July 01, 2015

Horse 1927 - The Most Expensive Motor Accident Ever

The Goodwood Festival of Speed (which is a romp around the grounds of the British Automobile Racing Club's President's estate) is probably the greatest annual historic motor show in the world. Every year, priceless machines are thrashed about the grounds and sometimes it ends in bent metal. Invariably when one of these things crashes, the question posed in what is the most expensive car crash ever?

Ever since mankind invented the greatest machine of all time, the wheel, we've gone practically everywhere and at great speed. We've raced chariots, trains, and since the last decade of the nineteenth century, the motor car. Usually it is race cars which push the boundaries of technology and if a race car crashes, especially a Formula One car, then the repair bills can be substantial.

For most of us though, because our motor cars are the second biggest capital asset we're likely to own, they also represent some of our biggest repair bills. Even on a cheap family hack, a small accident might run into thousands of dollarpounds to repair.

There are also costs in retrieving a motor vehicle though and for this reason, I think that this would be the most expensive motor accident ever:


Nope. It wasn't just enough for us to go to the moon. We had to take some cars up there so that we could drive around. Seriously people, you're on the moon! Isn't that far enough?

In less than 23 miles of driving, the Lunar Rover suffered the first extra terrestrial motor accident. Just to prove that even when it is rocket science, people will still klutz it up, Eugene Cernan accidentally broke the fender on the Lunar Roving Vehicle of the Apollo 17 mission with a hammer handle, when he dropped it. They tried to tape it back on but the tape wouldn’t hold because of all the dust on the moon. It turns out that duck tape isn't as almighty as we thought. Still, a kludge was worked out with some clamps, and a map which they found inside the Lunar Module; those bits were later removed.

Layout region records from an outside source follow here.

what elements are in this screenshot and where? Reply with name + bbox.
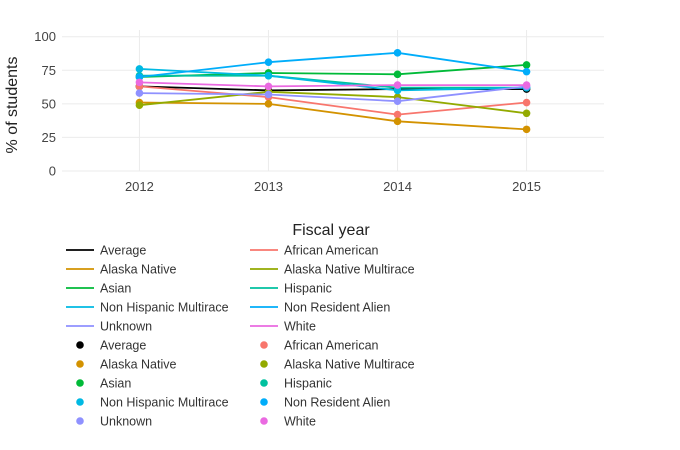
legend-line-label: African American: [284, 244, 379, 258]
data-point: [522, 61, 531, 69]
data-point: [264, 100, 273, 108]
series-points: [135, 49, 531, 134]
data-point: [393, 97, 402, 105]
y-tick-label: 25: [42, 130, 56, 145]
legend-point-label: Hispanic: [284, 377, 332, 391]
legend-point-key: [76, 417, 84, 425]
legend-point-key: [260, 398, 268, 406]
data-point: [522, 81, 531, 89]
legend-point-key: [260, 341, 268, 349]
series-lines: [139, 51, 527, 131]
legend-line-label: Non Resident Alien: [284, 301, 390, 315]
legend-point-label: African American: [284, 339, 379, 353]
series-line: [139, 74, 527, 89]
legend-point-key: [76, 341, 84, 349]
legend-line-label: Alaska Native Multirace: [284, 263, 415, 277]
x-tick-label: 2014: [383, 179, 412, 194]
data-point: [393, 110, 402, 119]
data-point: [393, 86, 402, 95]
x-axis-title: Fiscal year: [292, 222, 370, 239]
legend-point-label: Non Hispanic Multirace: [100, 396, 229, 410]
x-tick-labels: 2012 2013 2014 2015: [125, 179, 541, 194]
data-point: [135, 101, 144, 109]
data-point: [135, 78, 144, 87]
y-tick-label: 50: [42, 96, 56, 111]
y-tick-label: 75: [42, 63, 56, 78]
data-point: [522, 125, 531, 134]
data-point: [522, 109, 531, 118]
legend-point-key: [76, 360, 84, 368]
legend-point-label: Non Resident Alien: [284, 396, 390, 410]
data-point: [135, 89, 144, 97]
series-line: [139, 68, 527, 92]
legend-point-label: Alaska Native: [100, 358, 176, 372]
legend: Average African American Alaska Native Alas…: [66, 244, 415, 429]
y-tick-labels: 0 25 50 75 100: [34, 29, 56, 178]
series-line: [139, 51, 527, 78]
legend-point-key: [260, 379, 268, 387]
series-line: [139, 90, 527, 115]
legend-point-label: White: [284, 415, 316, 429]
series-line: [139, 85, 527, 103]
legend-point-key: [76, 398, 84, 406]
legend-line-label: Unknown: [100, 320, 152, 334]
y-tick-label: 100: [34, 29, 56, 44]
y-tick-label: 0: [49, 164, 56, 179]
x-tick-label: 2012: [125, 179, 154, 194]
data-point: [393, 81, 402, 89]
legend-line-label: Average: [100, 244, 146, 258]
legend-line-label: Hispanic: [284, 282, 332, 296]
data-point: [264, 58, 273, 67]
data-point: [522, 98, 531, 107]
data-point: [393, 70, 402, 79]
legend-point-label: Asian: [100, 377, 131, 391]
series-line: [139, 81, 527, 88]
x-tick-label: 2015: [512, 179, 541, 194]
series-line: [139, 85, 527, 116]
legend-point-label: Alaska Native Multirace: [284, 358, 415, 372]
legend-line-label: Alaska Native: [100, 263, 176, 277]
legend-point-key: [76, 379, 84, 387]
data-point: [264, 71, 273, 80]
legend-line-label: Asian: [100, 282, 131, 296]
data-point: [264, 90, 273, 99]
legend-line-label: Non Hispanic Multirace: [100, 301, 229, 315]
legend-point-label: Unknown: [100, 415, 152, 429]
x-tick-label: 2013: [254, 179, 283, 194]
grid-lines: [62, 30, 604, 172]
data-point: [522, 67, 531, 76]
data-point: [393, 117, 402, 126]
data-point: [264, 82, 273, 91]
data-point: [135, 73, 144, 81]
data-point: [393, 49, 402, 57]
legend-line-label: White: [284, 320, 316, 334]
data-point: [135, 65, 144, 73]
y-axis-title: % of students: [4, 57, 21, 154]
legend-point-key: [260, 417, 268, 425]
legend-point-key: [260, 360, 268, 368]
series-line: [139, 101, 527, 131]
legend-point-label: Average: [100, 339, 146, 353]
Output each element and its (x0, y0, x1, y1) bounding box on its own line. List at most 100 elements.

If you divide the cost of the Apollo program by six (being the number of missions that actually landed on the moon), then you arrive at just under $5 billion per mission in 1970s dollars.
If inflation has been running at 4% (which is an historical average since the beginning of the Roman Empire), then the estimated repair cost in 2015 of that one fender is about $30 Billion. Most of that is simply getting there.
Probably a new fender would only cost tens of dollarpounds to fix at it's only cheap plastic but once again, we're forced to pay some licensed bandit with a tow truck to take the car to the repair shop (in this case NASA and another Apollo style moon mission). Or in this case just abandon it.